Well, well… Nice of you guys to change how you handle emails 15 days ago or so, but never bothering to let anyone know. Really? The result? All emails from a couple of domains from the last couple of weeks were never delivered. Poof! Gone! That’s some protection from Cloudflare! Wow! And now I have to figure out how to change MX records or whatever? Easier to cancel my account and remove the domains and move on.
What exactly are you having issues with, MX records for an external email provider or the Email Routing product?
I have no idea. I checked with my hosting company and they said that “If you are using Cloudflare you will need to make sure your MX records are not being proxied at Cloudflare” and “It looks like they did this change 15 days ago… you need to turn the green proxied cloud off over at Cloudflare on those MX records you have.” No idea why a change with such catastrophic consequences was implemented without any warning. As soon as I suspended the domains, email works again – just like it did for the last 5 freakin’ years until Cloudflare did whatever it did 2 weeks ago.

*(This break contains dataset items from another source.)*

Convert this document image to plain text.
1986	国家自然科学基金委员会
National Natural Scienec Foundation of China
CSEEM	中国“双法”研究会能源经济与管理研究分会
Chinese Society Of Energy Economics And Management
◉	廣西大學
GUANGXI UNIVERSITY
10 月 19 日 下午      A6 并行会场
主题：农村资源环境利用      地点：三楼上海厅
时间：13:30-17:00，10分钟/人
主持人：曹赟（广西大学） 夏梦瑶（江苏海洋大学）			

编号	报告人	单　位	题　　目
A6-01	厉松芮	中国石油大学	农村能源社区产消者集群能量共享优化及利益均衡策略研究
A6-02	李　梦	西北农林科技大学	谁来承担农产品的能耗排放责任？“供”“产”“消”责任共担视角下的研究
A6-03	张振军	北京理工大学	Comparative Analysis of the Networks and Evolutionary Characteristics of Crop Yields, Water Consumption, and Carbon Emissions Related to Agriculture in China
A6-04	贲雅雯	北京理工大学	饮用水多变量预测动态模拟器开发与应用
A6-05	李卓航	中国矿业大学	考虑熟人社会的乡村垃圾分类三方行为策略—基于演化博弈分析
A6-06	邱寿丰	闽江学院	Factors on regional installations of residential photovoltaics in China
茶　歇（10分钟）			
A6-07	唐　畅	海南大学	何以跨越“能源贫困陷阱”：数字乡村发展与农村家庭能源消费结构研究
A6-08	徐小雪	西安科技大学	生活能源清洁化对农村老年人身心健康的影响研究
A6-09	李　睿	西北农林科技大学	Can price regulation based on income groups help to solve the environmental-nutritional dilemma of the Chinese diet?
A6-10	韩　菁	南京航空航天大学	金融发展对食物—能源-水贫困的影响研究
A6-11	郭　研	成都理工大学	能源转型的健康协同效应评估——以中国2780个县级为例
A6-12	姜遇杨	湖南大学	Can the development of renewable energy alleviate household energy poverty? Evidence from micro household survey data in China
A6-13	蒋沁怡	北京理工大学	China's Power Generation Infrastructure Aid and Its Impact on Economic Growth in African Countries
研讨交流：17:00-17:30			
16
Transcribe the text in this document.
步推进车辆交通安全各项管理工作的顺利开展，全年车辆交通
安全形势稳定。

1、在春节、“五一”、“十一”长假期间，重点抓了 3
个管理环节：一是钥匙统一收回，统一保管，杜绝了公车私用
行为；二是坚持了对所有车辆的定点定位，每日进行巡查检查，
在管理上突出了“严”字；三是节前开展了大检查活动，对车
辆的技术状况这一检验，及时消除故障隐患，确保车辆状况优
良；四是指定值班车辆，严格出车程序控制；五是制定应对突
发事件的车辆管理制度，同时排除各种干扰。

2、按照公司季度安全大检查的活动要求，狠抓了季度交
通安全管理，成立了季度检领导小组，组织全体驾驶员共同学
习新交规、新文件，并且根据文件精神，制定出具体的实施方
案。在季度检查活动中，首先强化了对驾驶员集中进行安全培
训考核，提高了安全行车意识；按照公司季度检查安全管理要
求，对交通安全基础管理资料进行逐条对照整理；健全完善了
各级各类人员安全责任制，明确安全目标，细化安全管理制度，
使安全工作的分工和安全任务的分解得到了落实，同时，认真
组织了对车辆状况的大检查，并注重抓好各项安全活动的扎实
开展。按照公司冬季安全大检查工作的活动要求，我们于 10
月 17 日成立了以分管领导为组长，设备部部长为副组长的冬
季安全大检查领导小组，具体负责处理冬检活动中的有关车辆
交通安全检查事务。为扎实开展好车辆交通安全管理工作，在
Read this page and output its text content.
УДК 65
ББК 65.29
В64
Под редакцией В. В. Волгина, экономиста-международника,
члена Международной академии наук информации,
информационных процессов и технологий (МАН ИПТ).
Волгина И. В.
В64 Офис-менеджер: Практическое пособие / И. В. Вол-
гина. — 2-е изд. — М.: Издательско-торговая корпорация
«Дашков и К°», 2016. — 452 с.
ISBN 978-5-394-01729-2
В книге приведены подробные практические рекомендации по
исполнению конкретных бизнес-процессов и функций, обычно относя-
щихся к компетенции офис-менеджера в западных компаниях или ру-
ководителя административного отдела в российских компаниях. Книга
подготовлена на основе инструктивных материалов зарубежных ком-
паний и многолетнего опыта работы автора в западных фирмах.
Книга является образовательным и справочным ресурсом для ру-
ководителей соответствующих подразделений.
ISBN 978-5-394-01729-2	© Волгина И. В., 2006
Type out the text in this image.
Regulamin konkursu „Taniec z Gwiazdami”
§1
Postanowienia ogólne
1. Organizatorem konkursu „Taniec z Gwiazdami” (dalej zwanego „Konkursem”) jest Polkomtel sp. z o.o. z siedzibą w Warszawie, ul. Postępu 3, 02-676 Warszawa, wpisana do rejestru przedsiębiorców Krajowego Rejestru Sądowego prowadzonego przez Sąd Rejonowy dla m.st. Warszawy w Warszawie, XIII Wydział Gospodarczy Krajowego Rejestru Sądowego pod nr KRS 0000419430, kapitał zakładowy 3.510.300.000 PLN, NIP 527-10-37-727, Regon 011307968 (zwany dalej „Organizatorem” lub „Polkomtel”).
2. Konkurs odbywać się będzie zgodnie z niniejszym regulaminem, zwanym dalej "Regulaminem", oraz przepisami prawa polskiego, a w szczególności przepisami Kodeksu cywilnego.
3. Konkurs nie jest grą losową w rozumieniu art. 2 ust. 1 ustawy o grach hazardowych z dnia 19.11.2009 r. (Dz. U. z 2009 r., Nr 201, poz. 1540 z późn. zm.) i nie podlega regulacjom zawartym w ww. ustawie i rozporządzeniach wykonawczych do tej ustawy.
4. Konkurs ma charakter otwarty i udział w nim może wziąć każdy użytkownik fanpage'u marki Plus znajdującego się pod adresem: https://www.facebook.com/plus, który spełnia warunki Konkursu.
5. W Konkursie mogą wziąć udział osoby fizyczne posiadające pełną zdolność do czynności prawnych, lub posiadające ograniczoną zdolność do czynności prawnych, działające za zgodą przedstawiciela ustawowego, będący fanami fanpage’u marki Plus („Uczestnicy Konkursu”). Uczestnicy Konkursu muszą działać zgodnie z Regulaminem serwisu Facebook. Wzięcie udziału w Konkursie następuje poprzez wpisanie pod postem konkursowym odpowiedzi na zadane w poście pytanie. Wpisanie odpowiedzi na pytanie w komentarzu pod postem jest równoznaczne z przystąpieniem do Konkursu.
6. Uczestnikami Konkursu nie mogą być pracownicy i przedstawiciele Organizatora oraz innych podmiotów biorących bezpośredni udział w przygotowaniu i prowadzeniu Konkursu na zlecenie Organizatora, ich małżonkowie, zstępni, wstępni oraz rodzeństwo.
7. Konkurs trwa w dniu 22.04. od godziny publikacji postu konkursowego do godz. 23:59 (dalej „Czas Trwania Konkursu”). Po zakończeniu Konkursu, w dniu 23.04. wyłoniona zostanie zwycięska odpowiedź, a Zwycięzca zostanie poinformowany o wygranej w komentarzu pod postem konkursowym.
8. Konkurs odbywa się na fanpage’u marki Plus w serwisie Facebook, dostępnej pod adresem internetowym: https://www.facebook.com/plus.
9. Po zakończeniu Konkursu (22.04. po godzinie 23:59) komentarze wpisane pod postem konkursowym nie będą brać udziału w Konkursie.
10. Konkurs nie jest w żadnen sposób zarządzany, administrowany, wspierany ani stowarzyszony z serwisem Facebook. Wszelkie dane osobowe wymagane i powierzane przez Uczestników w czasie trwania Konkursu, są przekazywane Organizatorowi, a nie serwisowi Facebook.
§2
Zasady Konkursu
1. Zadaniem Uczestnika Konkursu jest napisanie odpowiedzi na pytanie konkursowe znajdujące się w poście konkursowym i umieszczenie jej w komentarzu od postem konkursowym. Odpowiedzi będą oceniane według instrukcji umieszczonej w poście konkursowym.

Grrr!
The audit log (https://dash.cloudflare.com/?to=/:account/audit-log) will tell you who/what updated a record.
I’m not sure I understand though - you can’t proxy MX records.
The cloud is orange too - but that might just be someone misremembering.
Despite not being syntactically correct, I interpreted that to mean the A record the MX referenced was proxied.
If the record was at one point, it might be worth reviewing the audit logs to see what triggered the change.
I agree about the poor syntax. That, combined with my basic lack of technical knowledge when it comes to DNS records, has resulted in my total incomprehension on what changed, why I wasn’t notified by Cloudflare that something had indeed changed, and, of course, how to fix it. BTW, as soon as I suspended the domains, old emails popped up. At least nothing was permanently lost.